Can the Response to Eradication Therapy in Helicobacter pylori Infection be Predicted?

Robert Clancy,1 Thomas Borody,3 Zhigang Ren,2 and Gerald Pang1

1Discipline of Immunology and Microbiology, University of Newcastle, Newcastle, Australia
2Vasse Research Institute, Newcastle, Australia
3The Centre for Digestive Disease, Five Dock, New South Wales, Australia

Copyright © 2003 Hindawi Publishing Corporation. This is an open access article distributed under the Creative Commons Attribution License, which permits unrestricted use, distribution, and reproduction in any medium, provided the original work is properly cited.

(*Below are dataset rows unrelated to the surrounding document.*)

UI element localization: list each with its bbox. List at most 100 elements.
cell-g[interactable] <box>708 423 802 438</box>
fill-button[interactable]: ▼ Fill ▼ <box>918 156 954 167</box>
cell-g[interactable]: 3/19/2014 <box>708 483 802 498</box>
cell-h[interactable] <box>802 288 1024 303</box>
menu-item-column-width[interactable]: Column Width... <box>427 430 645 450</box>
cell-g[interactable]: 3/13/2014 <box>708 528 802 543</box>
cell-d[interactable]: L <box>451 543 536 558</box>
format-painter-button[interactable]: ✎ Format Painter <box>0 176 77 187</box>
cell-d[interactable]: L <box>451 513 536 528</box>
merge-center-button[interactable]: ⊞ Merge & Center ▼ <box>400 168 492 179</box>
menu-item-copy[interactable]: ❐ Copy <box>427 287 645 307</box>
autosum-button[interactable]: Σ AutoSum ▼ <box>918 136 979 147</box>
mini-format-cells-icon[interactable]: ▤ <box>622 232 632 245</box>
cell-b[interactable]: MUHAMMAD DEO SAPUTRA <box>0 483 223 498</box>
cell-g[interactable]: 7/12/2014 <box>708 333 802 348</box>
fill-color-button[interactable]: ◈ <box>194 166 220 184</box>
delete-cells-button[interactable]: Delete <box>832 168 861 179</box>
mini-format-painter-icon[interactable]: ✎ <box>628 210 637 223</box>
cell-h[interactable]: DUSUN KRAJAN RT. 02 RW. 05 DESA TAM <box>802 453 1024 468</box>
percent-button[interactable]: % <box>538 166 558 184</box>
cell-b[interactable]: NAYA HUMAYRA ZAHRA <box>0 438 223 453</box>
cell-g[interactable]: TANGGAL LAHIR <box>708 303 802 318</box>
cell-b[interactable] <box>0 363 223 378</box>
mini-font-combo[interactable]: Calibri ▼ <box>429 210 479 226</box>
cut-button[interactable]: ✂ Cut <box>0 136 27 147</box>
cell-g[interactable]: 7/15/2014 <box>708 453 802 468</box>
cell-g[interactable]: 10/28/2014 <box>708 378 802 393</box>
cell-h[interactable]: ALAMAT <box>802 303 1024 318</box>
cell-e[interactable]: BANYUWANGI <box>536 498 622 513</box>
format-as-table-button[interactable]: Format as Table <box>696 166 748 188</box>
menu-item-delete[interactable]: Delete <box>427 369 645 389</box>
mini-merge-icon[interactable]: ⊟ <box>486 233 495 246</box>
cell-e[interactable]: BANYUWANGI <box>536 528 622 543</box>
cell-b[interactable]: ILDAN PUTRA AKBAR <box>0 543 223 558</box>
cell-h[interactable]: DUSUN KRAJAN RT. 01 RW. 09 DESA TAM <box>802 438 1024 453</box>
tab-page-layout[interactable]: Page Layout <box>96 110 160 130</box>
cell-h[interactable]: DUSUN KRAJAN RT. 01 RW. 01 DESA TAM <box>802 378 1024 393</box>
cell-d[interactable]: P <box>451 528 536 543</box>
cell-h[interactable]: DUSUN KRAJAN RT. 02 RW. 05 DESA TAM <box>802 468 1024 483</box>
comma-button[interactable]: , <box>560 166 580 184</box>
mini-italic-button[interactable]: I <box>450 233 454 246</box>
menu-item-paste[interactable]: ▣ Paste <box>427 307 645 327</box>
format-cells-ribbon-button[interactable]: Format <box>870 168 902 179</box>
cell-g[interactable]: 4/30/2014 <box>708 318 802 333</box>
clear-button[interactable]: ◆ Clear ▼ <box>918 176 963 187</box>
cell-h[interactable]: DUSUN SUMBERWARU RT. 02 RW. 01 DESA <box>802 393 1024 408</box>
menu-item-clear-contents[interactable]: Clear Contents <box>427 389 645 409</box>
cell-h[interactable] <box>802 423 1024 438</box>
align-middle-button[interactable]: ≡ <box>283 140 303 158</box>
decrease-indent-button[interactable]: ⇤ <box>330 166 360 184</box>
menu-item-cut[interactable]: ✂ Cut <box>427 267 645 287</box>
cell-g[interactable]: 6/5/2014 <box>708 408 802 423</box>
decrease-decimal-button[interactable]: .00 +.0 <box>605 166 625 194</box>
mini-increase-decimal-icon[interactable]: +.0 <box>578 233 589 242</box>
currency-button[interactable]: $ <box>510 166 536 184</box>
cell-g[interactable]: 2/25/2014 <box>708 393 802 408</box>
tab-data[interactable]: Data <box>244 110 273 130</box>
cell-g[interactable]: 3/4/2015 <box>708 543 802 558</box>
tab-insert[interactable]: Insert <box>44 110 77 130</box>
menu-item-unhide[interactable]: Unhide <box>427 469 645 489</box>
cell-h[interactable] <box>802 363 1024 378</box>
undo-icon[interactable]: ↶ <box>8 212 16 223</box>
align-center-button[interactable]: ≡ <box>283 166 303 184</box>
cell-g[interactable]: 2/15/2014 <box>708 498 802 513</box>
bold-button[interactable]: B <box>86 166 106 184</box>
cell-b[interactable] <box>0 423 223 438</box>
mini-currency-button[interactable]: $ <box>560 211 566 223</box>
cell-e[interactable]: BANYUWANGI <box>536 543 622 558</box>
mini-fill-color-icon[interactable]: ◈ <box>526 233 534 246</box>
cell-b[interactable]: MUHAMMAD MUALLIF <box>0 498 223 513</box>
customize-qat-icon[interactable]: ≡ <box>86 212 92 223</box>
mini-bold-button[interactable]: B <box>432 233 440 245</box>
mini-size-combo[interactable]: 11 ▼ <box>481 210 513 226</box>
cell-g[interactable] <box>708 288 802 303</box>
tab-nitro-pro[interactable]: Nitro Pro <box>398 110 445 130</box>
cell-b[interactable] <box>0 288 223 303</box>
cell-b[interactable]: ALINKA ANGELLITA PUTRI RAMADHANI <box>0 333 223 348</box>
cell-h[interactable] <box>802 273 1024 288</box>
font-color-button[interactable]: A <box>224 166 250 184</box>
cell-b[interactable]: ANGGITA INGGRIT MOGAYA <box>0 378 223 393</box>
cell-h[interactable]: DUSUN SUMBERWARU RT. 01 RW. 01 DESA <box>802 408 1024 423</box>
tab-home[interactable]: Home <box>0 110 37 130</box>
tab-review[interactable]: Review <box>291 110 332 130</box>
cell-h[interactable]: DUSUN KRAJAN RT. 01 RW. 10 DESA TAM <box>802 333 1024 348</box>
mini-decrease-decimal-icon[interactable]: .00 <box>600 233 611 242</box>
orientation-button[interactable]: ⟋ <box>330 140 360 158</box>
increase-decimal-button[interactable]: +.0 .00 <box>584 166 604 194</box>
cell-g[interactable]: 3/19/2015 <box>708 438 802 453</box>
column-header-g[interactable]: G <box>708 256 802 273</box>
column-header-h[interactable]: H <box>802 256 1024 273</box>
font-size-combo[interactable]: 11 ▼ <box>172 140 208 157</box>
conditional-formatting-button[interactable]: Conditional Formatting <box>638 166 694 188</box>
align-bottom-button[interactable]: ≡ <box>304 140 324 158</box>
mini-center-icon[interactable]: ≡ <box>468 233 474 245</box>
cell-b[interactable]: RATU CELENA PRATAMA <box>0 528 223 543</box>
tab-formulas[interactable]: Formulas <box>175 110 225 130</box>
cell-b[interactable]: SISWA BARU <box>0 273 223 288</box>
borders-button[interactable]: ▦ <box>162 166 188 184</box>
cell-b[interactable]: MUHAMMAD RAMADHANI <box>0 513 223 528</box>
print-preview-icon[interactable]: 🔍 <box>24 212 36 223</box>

The failure to eradicate Helicobacter pylori infection with antibiotic therapy has become a major clinical problem, not entirely accounted for by either poor compliance or antibiotic resistance. Recognition that failed eradication is one outcome of the host-parasite relationship focuses attention on impaired host protection as a determinant of nonresponse to antibiotics. A secreted interleukin (IL)-4 whole blood assay was developed to determine whether persistent infection was contributed to by impaired cytokine responses. The blood assay was shown to correlate well with mucosal organ cultures. Significantly lower levels of IL-4 were detected in the whole blood assays in 11 subjects with failed eradication compared with subjects with successful eradication (P<0.05). This latter group underwent a Th1 to Th0 ‘switch’, which appears to be important to successful eradication. Detection of subjects at risk for failing to eradicate infection with standard combination therapy, by virtue of low secreted IL-4 in whole blood cultures, may have clinical value.